Concerns and Challenges

The fact that the Pfizer-BioNTech and Moderna vaccines are less than 100% effective does not mean that they are less than able to bring the current pandemic under control. They can, but there are challenges.

Asymptomatic Infections

Chief among the concerns is the aforementioned risk of asymptomatic infection. Currently, without the vaccine, 1 in 5 people are believed to experience COVID-19 with no evidence of illness. With vaccination, asymptomatic disease can still occur and, with it, the risk of “silent” transmission of the virus to others. We still don’t know how well the new vaccines will prevent this from happening.

There remains some debate on how infectious asymptomatic people truly are, although the current body of evidence suggests that the risk is significantly reduced compared with symptomatic people.

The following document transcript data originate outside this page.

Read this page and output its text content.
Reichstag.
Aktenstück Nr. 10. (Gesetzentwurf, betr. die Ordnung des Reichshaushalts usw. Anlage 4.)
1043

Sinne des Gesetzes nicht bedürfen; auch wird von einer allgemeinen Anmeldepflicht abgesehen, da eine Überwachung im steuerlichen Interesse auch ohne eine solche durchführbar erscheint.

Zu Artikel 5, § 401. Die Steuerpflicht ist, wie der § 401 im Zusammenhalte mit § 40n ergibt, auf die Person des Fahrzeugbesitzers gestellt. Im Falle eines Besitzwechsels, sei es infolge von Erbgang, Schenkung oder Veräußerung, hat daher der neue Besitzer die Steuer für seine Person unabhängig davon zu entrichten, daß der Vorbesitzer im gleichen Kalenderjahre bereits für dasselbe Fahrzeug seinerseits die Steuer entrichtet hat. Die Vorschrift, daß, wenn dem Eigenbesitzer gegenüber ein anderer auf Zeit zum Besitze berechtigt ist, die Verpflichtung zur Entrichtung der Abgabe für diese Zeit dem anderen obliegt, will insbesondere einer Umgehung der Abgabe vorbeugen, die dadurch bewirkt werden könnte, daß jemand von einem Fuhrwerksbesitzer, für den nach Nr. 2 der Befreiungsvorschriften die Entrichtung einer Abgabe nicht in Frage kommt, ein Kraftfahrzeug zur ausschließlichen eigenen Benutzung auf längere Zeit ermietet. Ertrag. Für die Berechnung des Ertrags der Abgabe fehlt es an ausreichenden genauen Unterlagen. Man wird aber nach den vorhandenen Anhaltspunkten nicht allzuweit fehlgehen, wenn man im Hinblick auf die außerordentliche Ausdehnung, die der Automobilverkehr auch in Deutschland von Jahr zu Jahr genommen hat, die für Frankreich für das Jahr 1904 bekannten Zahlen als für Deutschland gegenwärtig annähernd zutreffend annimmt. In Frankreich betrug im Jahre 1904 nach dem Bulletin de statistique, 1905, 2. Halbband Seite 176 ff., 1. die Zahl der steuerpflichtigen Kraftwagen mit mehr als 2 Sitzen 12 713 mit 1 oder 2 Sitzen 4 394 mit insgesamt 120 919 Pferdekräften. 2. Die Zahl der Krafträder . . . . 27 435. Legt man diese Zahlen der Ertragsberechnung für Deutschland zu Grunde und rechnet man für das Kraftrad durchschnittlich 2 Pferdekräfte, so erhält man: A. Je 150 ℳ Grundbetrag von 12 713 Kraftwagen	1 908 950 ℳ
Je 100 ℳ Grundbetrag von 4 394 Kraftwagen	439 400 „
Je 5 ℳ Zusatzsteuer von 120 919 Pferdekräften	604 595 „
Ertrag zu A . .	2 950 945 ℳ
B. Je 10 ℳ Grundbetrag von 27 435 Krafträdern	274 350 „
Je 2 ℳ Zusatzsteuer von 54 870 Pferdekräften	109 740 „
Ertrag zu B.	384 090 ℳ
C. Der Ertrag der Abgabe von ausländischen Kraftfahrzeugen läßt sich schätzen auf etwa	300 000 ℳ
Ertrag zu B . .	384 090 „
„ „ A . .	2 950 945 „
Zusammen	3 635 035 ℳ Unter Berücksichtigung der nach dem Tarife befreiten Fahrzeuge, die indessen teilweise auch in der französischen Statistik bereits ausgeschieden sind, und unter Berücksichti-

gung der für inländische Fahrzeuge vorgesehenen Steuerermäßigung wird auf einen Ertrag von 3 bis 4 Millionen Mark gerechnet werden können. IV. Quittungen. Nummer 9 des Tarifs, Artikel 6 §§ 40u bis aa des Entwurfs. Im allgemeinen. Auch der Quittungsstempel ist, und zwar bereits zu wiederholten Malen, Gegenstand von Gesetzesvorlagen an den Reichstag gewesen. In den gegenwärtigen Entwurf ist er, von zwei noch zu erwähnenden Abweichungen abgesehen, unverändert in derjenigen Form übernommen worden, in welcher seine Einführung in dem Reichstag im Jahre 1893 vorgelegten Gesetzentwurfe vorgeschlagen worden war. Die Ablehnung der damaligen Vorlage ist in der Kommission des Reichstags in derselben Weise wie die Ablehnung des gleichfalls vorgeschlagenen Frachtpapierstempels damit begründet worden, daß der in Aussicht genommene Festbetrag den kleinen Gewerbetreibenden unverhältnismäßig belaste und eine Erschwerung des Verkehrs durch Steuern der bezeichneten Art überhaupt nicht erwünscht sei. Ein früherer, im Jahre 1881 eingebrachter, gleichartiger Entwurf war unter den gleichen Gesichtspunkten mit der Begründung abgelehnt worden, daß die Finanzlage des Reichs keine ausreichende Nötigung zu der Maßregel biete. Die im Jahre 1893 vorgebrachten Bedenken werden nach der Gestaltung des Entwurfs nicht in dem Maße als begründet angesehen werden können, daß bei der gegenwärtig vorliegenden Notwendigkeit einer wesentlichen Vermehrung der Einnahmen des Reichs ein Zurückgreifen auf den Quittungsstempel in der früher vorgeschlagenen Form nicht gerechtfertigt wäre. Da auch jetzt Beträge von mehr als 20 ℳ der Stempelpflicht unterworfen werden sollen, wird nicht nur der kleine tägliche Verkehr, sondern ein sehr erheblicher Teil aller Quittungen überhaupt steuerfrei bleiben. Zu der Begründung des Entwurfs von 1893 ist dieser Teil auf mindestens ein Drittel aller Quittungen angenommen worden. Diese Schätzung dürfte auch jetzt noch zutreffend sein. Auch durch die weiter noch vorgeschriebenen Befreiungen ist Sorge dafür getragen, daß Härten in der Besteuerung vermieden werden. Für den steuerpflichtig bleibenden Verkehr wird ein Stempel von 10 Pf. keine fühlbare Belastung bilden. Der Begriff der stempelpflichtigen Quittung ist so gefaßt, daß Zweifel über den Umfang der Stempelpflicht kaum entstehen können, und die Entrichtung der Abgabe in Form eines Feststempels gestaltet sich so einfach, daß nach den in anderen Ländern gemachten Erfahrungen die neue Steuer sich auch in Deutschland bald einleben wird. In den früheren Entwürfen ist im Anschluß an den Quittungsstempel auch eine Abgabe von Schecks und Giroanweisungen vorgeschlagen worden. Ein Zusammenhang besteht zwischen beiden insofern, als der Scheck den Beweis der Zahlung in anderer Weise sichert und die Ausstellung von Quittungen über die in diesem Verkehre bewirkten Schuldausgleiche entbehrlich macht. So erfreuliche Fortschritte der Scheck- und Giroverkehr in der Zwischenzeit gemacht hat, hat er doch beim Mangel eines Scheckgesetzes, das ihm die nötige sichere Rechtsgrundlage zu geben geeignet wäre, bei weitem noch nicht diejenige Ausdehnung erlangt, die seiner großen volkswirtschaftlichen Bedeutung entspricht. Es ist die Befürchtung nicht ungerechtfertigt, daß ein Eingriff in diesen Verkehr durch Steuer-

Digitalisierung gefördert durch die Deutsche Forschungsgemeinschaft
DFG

As such, even if an infection were to occur in a vaccinated individual, it would likely be mild to asymptomatic and far less transmissable. With the rapid and effective rollout of community-wide vaccinations, the rate of infections should not only drop but also the overall virulence (severity) of COVID-19 infections.

Vaccine Durability

The one factor that scientists do not yet know is how durable the protection from the vaccines will be. Although the protection is believed to be long-lasting, in part because the virus mutates slowly, it will be some time before real-world data can support this.

While the evidence suggests that the antibody response from these RNA vaccines is strong, it will take time before scientists are able to determine how durable the response is and what quantity of memory B cells are generated after vaccination. The latter remains a concern given that antibody levels will invariably wane over time after vaccination.

Until these questions are answered, it is anyone’s guess if the protection from these first-generation vaccines will be as long-lasting as many hope or require booster shots.

Moving Ahead

To better ensure herd immunity, the uptake of vaccinations among Americans not only needs to be high but fast. A slow or delayed rollout might make it more likely that an odd genetic variant resistant to the vaccine-induced antibodies could “escape” and spread, some of which may be more infectious or virulent than others.

There is concern that one such variant has already developed in Great Britain, in which changes in the virus’s genome (called an H69/V70 deletion) has suggested a potential—albeit small—risk for treatment resistance. However, this variant is not suspected to have developed because of vaccine immunity,  because the variant preceded the vaccine.

By vaccinating as many Americans as quickly as possible, community infectivity can be reduced as well as the risk of viral escape mutants. The less a vaccine prevents asymptomatic infection and transmission, the more important it is to ensure the rapid distribution and uptake of the vaccine. 

This could be a challenge given ongoing troublesome public doubts about the COVID-19 vaccines, and vaccinations in general. In September 2020, prior to the news about the Pfizer-BioNTech breakthrough, only 57.6% of responders to a University of Massachusetts survey said that they were “definitely” getting the vaccine when available. However, it is encouraging that these numbers have improved since vaccine approval and rollout.

Although these figures are likely to improve as the vaccines gain acceptance, ongoing engagement with the public is needed, particularly with regards to dispelling misinformation and restoring trust in government agencies, particularly in communities of color which have higher rates of COVID-19 infection and death, and high rates of vaccine hesitancy.

Even as concerns about the virus hopefully start to wane as more and more people get vaccinated, the CDC recommends: 

 If you were exposed to COVID-19, wear a high-quality mask for 10 days and get tested on day 5. If you test positive for COVID-19, stay home for at least 5 days and isolate yourself from others in your home. You are likely most infectious during these first 5 days. Wear a high-quality mask when you must be around others at home and in public.